Thoughts on South African and international politics and culture

Friday, January 21, 2005

Bush's Inauguration
Whatever your feelings on George Walker Bush himself, one cannot fail to be impressed by the tradition and ceremony of a US presidential inauguration. The traditional swearing of the oath as the clock strikes 12 noon, the viewing of the troops from Capitol Hill, the parade down Pennsylvania Avenue, the inauguration balls... it's a fantastic traditional American day. Granted, the 2005 version was a little less intimate than usual, swamped in security, with even the protesters stuck away in 'designated protest areas', but it loses little of its significance.
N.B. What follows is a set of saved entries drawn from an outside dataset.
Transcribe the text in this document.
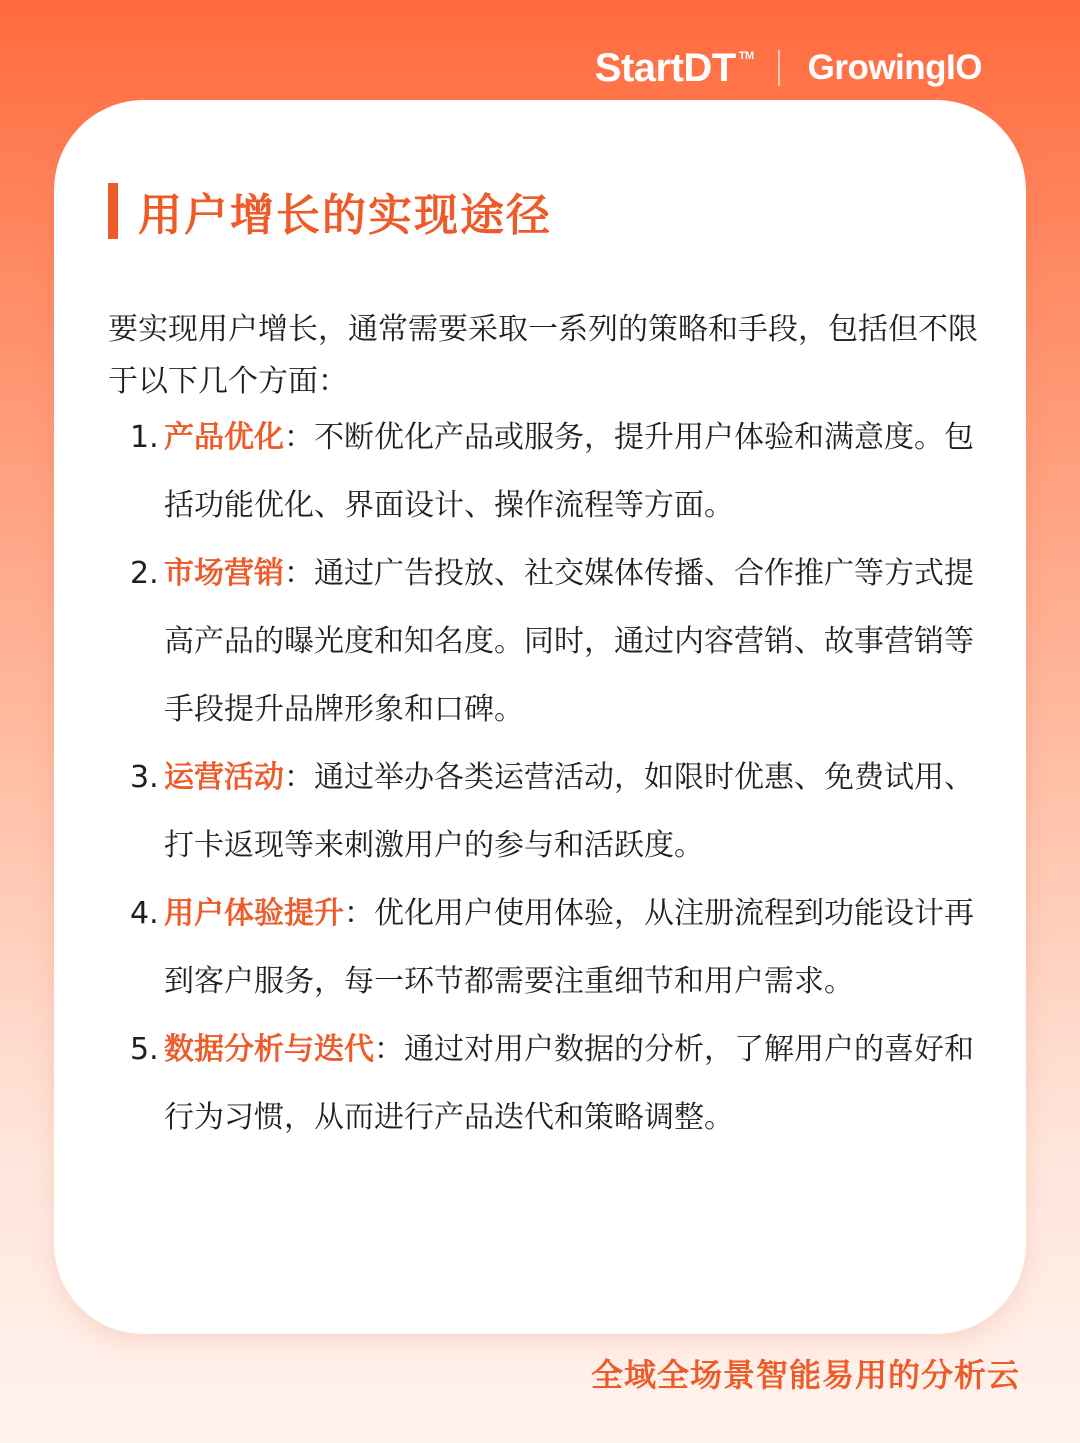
StartDT TM GrowingIO
用户增长的实现途径
要实现用户增长，通常需要采取一系列的策略和手段，包括但不限于以下几个方面：
1. 产品优化：不断优化产品或服务，提升用户体验和满意度。包括功能优化、界面设计、操作流程等方面。
2. 市场营销：通过广告投放、社交媒体传播、合作推广等方式提高产品的曝光度和知名度。同时，通过内容营销、故事营销等手段提升品牌形象和口碑。
3. 运营活动：通过举办各类运营活动，如限时优惠、免费试用、打卡返现等来刺激用户的参与和活跃度。
4. 用户体验提升：优化用户使用体验，从注册流程到功能设计再到客户服务，每一环节都需要注重细节和用户需求。
5. 数据分析与迭代：通过对用户数据的分析，了解用户的喜好和行为习惯，从而进行产品迭代和策略调整。
全域全场景智能易用的分析云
Bush's inauguration speech (transcript) was pretty much as expected, full of missionary rhetoric and plumped with references to "freedom", "liberty" and "tyranny", leaving no room for misunderstanding of his aims in his second term. Bush entenched his neocon roots with a commitment to continue to remove tyrannical governments, inferring that Iran may well be in for a few tough years. Interestingly, Bush did not mention Iraq by name once, but rather referred to it in metaphorical terms. This was perhaps a good thing, given that fact that (a) it has clearly not gone as planned and (b) the word itself has the ability to stoke up an America divided on its merits.

There were visible scuffles between protesters and police, and much jeering along the parade route, but this is to be expected in this ideological time in the US. The inaugurations are dripping in too much history and signficance to allow protesters views on Bush to detract from the sense of occassion.